Hurricanes, wildfire recovery efforts costing $200M per day
Hurricane Harvey’s blast through Texas likely will prove the costliest in a string of historically powerful storms that battered the United States in recent weeks, Federal Emergency Management Agency Administrator Brock Long said Tuesday.
Long, testifying before the Senate Homeland Security and Government Affairs Committee, said the U.S. is spending more than $200 million per day in recovery efforts for the “unprecedented” hurricanes and California fires that destroyed more than 6,000 homes.
The federal government has provided $52 billion in relief aid, and Long said more money likely will be needed.
“I’ve been in office 132 days,” Long said. “For 70 of those days we have been actively responding to (hurricanes) Harvey, Irma and Maria and the extraordinary California wildfires.”

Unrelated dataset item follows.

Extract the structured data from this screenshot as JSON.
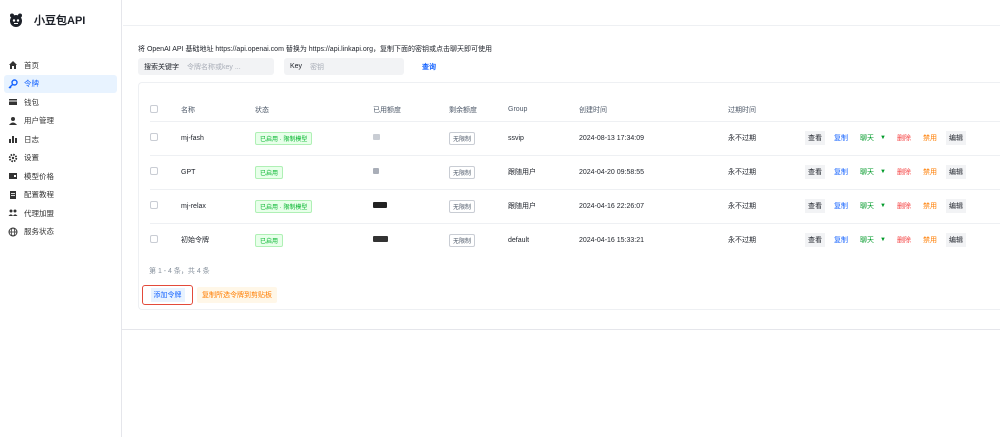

In Puerto Rico, Long said power has been restored to about 30% of the island. Water has been restored to about 80% of residents and communications and cell service to about 85%.
Sen. Thomas Carper, D-Del., said merely restoring the power is not enough for the island. Long said the mandate is to repair, not upgrade.
“We will have failed in our responsibilities collectively if we helped rebuild an electric grid in Puerto Rico that is just as vulnerable” as before the storm, Carper said.